10. Renaissance – Even as RC dominated Europe and the Mongol Empire controlled Asia in the mid-13th century, the seeds of renewal of biblical beliefs were being sown by various people and events, which makes paring them down difficult. In England Roger Bacon advocated for the study of theology to focus on the Bible in the original languages rather on scholastic debates. In 1273, Thomas Aquinas published Summa theological, which supplanted Augustinianism as the dominant RC theology, including natural revelation, analogical language, and the cosmological and teleological arguments for God’s existence. In 1283 the RC Teutonic Order subjugated Prussia, and in 1295 Marco Polo returned to Italy from China bringing knowledge of its more advanced civilization. In 1323 William of Occam published his Summa logicae, in which he espoused his “razor” principle: the simplest explanation or interpretation should be used. Francesco Petrarch, considered to be the father of the Renaissance for his humanism (faith that God gives all knowledge) died in 1374, and John Wyclif opposed RC's dogma of transubstantiation and translated the Bible into English in 1382. In 1415, Jan Hus was burned at the stake for trying to reform RC in Bohemia, but his disciples (the Bohemian Brethren and Moravians) included Martin Luther. In Spain Joseph Albo sought to eliminate the doctrine of Messiah as essential to Judaism, even as Thomas a Kempis published The Imitation of Christ. In 1431, Joan of Arc was burned at the stake by her English captors, ostensibly for heresy.

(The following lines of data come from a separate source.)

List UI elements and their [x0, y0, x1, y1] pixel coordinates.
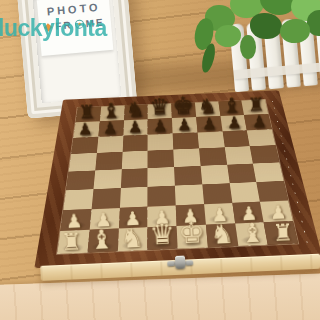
square-f7: ♟: [196, 116, 222, 132]
square-a4: [66, 170, 95, 190]
square-h3: [256, 181, 288, 202]
square-e1: ♚: [177, 225, 208, 249]
square-e6: [173, 132, 199, 149]
square-b6: [97, 136, 123, 153]
square-b3: [91, 188, 120, 209]
square-e3: [175, 184, 204, 205]
square-g1: ♝: [235, 222, 268, 246]
board-border-frame: ♜♝♞♛♚♞♝♜♟♟♟♟♟♟♟♟♟♟♟♟♟♟♟♟♜♝♞♛♚♞♝♜: [34, 90, 320, 268]
light-knight-c1: ♞: [119, 224, 144, 251]
square-a1: ♜: [57, 230, 89, 254]
square-b7: ♟: [98, 120, 124, 137]
square-c7: ♟: [123, 119, 148, 135]
dark-pawn-g7: ♟: [227, 114, 242, 131]
square-d1: ♛: [148, 226, 178, 250]
light-bishop-b1: ♝: [89, 225, 114, 252]
dark-pawn-c7: ♟: [127, 119, 142, 136]
square-g3: [229, 182, 260, 203]
dark-pawn-d7: ♟: [152, 117, 167, 134]
square-h1: ♜: [264, 221, 298, 245]
square-h6: [247, 129, 276, 146]
square-f6: [197, 131, 224, 148]
square-c1: ♞: [117, 227, 147, 251]
square-d5: [148, 150, 174, 168]
square-d4: [148, 167, 175, 187]
clasp-wing: [167, 261, 175, 266]
product-photo-scene: PHOTO FR ME: [0, 0, 320, 320]
square-g7: ♟: [220, 115, 247, 131]
square-f5: [199, 147, 227, 165]
clasp-knob: [175, 256, 186, 269]
square-f1: ♞: [206, 224, 238, 248]
square-e4: [174, 166, 202, 186]
light-rook-a1: ♜: [61, 229, 83, 253]
square-g4: [227, 164, 257, 184]
square-a3: [63, 189, 93, 210]
square-d6: [148, 133, 174, 150]
chess-board: ♜♝♞♛♚♞♝♜♟♟♟♟♟♟♟♟♟♟♟♟♟♟♟♟♜♝♞♛♚♞♝♜: [21, 0, 320, 284]
light-king-e1: ♚: [178, 218, 206, 249]
square-c3: [120, 187, 148, 208]
light-bishop-g1: ♝: [240, 219, 265, 246]
dark-pawn-b7: ♟: [103, 120, 118, 137]
square-e5: [173, 149, 200, 167]
metal-clasp-icon: [167, 255, 194, 270]
square-d3: [148, 185, 176, 206]
square-g6: [222, 130, 250, 147]
square-b4: [93, 169, 121, 189]
square-f3: [202, 183, 232, 204]
light-queen-d1: ♛: [149, 220, 176, 250]
dark-pawn-f7: ♟: [202, 115, 217, 132]
dark-pawn-e7: ♟: [177, 116, 192, 133]
square-h5: [250, 145, 280, 163]
square-c6: [122, 134, 148, 151]
dark-pawn-h7: ♟: [251, 113, 266, 130]
light-knight-f1: ♞: [210, 220, 235, 247]
square-d7: ♟: [148, 118, 173, 134]
light-rook-h1: ♜: [271, 220, 293, 244]
watermark: luckylonta: [0, 15, 107, 42]
chess-board-top: ♜♝♞♛♚♞♝♜♟♟♟♟♟♟♟♟♟♟♟♟♟♟♟♟♜♝♞♛♚♞♝♜: [34, 90, 320, 268]
square-h7: ♟: [244, 114, 272, 130]
clasp-wing: [185, 260, 193, 265]
square-h4: [253, 162, 284, 181]
square-a6: [71, 137, 98, 155]
square-b1: ♝: [87, 229, 118, 253]
dark-pawn-a7: ♟: [78, 121, 93, 138]
board-squares: ♜♝♞♛♚♞♝♜♟♟♟♟♟♟♟♟♟♟♟♟♟♟♟♟♜♝♞♛♚♞♝♜: [57, 99, 298, 254]
square-a7: ♟: [73, 121, 99, 138]
square-e7: ♟: [172, 117, 197, 133]
square-c4: [120, 168, 147, 188]
square-f4: [200, 165, 229, 185]
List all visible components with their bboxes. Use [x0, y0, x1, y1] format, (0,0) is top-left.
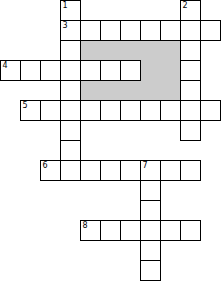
cell[interactable]	[80, 100, 101, 121]
cell[interactable]	[140, 220, 161, 241]
cell[interactable]	[120, 20, 141, 41]
cell[interactable]: 5	[20, 100, 41, 121]
cell[interactable]	[60, 60, 81, 81]
cell[interactable]	[200, 100, 221, 121]
clue-number: 2	[183, 1, 188, 10]
cell[interactable]	[180, 120, 201, 141]
cell[interactable]	[60, 80, 81, 101]
cell[interactable]	[140, 100, 161, 121]
cell[interactable]	[60, 40, 81, 61]
cell[interactable]: 6	[40, 160, 61, 181]
cell[interactable]	[80, 160, 101, 181]
cell[interactable]	[160, 220, 181, 241]
cell[interactable]	[140, 200, 161, 221]
cell[interactable]	[60, 120, 81, 141]
cell[interactable]	[60, 160, 81, 181]
clue-number: 7	[143, 161, 148, 170]
clue-number: 4	[3, 61, 8, 70]
cell[interactable]: 8	[80, 220, 101, 241]
cell[interactable]	[120, 100, 141, 121]
cell[interactable]	[160, 100, 181, 121]
cell[interactable]	[140, 240, 161, 261]
cell[interactable]	[200, 20, 221, 41]
cell[interactable]	[180, 20, 201, 41]
cell[interactable]: 1	[60, 0, 81, 21]
cell[interactable]	[20, 60, 41, 81]
cell[interactable]	[100, 160, 121, 181]
cell[interactable]	[180, 60, 201, 81]
cell[interactable]	[180, 80, 201, 101]
cell[interactable]	[180, 160, 201, 181]
cell[interactable]	[140, 20, 161, 41]
cell[interactable]	[140, 180, 161, 201]
cell[interactable]	[180, 100, 201, 121]
cell[interactable]	[120, 60, 141, 81]
cell[interactable]	[60, 100, 81, 121]
cell[interactable]	[160, 160, 181, 181]
clue-number: 3	[63, 21, 68, 30]
cell[interactable]: 3	[60, 20, 81, 41]
crossword-board: 12345678	[0, 0, 221, 281]
cell[interactable]: 4	[0, 60, 21, 81]
cell[interactable]	[100, 60, 121, 81]
cell[interactable]	[120, 220, 141, 241]
clue-number: 1	[63, 1, 68, 10]
cell[interactable]	[140, 260, 161, 281]
cell[interactable]	[100, 20, 121, 41]
cell[interactable]	[40, 60, 61, 81]
cell[interactable]	[80, 60, 101, 81]
cell[interactable]	[80, 20, 101, 41]
cell[interactable]	[160, 20, 181, 41]
clue-number: 6	[43, 161, 48, 170]
cell[interactable]	[120, 160, 141, 181]
cell[interactable]	[60, 140, 81, 161]
cell[interactable]	[40, 100, 61, 121]
cell[interactable]	[100, 220, 121, 241]
cell[interactable]: 7	[140, 160, 161, 181]
clue-number: 5	[23, 101, 28, 110]
cell[interactable]	[100, 100, 121, 121]
cell[interactable]: 2	[180, 0, 201, 21]
clue-number: 8	[83, 221, 88, 230]
cell[interactable]	[180, 40, 201, 61]
cell[interactable]	[180, 220, 201, 241]
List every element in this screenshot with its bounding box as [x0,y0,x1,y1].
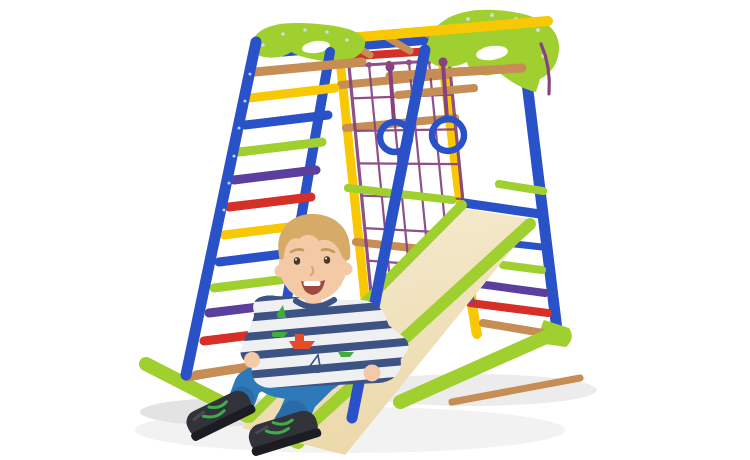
boat-print-red-cabin [295,334,304,341]
strap-knot [439,58,448,67]
arch-screw [536,28,540,32]
arch-screw [345,38,349,42]
arch-screw [466,17,470,21]
product-photo [0,0,750,460]
boy-left-hand [244,352,260,368]
arch-screw [261,43,265,47]
arch-screw [325,30,329,34]
strap-knot [386,63,395,72]
right-ladder-rung [503,265,542,270]
net-knot [406,60,412,66]
boy-right-hand [364,365,381,382]
eye [294,257,300,265]
rail-screw [227,181,230,184]
boy-left-arm [252,318,266,352]
rail-screw [243,99,246,102]
rail-screw [248,72,251,75]
net-knot [366,62,372,68]
eye [324,256,330,264]
rail-screw [222,208,225,211]
rail-screw [232,154,235,157]
net-line [358,163,459,164]
eye-glint [295,259,297,261]
arch-screw [490,13,494,17]
eye-glint [325,258,327,260]
arch-screw [281,32,285,36]
rail-screw [237,126,240,129]
teeth [304,281,321,286]
arch-screw [303,28,307,32]
climbing-gym-scene [0,0,750,460]
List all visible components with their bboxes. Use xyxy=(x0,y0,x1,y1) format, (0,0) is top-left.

Meanwhile Portugal renewed the slave trade with Africa and the Incas subdued Peru. In 1453, the Hundred Years War concluded, and the Turks captured Constantinople (ending the Byzantine Empire), then took Athens and invaded the Balkans by 1467. The exodus of Byzantine scholars to Italy and Gutenberg’s printing press (1450) combined to promote a Renaissance centered in Florence, where Leonardo da Vinci worked as an inventor and painter. In 1479 Ferdinand and Isabella unified Spain and cooperated with the RC Inquisition, in 1480 Ivan III became Czar of Russia and in 1492 Spain expelled the Jews while Columbus sailed to America and the Portuguese explored ever further along the west coast of Africa, finding a sea route to India in 1498 and reaching China in 1514. In 1501, a papal bull ordered the burning of books that undermined RC authority, and Erasmus published The Handbook of the Christian Soldier, calling for reformation by reading the Scriptures. Michelangelo sculpted David’s statue in 1504, Copernicus discovered the heliocentric solar system in 1512, Thomas More authored Utopia in 1516, and in 1517 Machiavelli wrote Il Principe.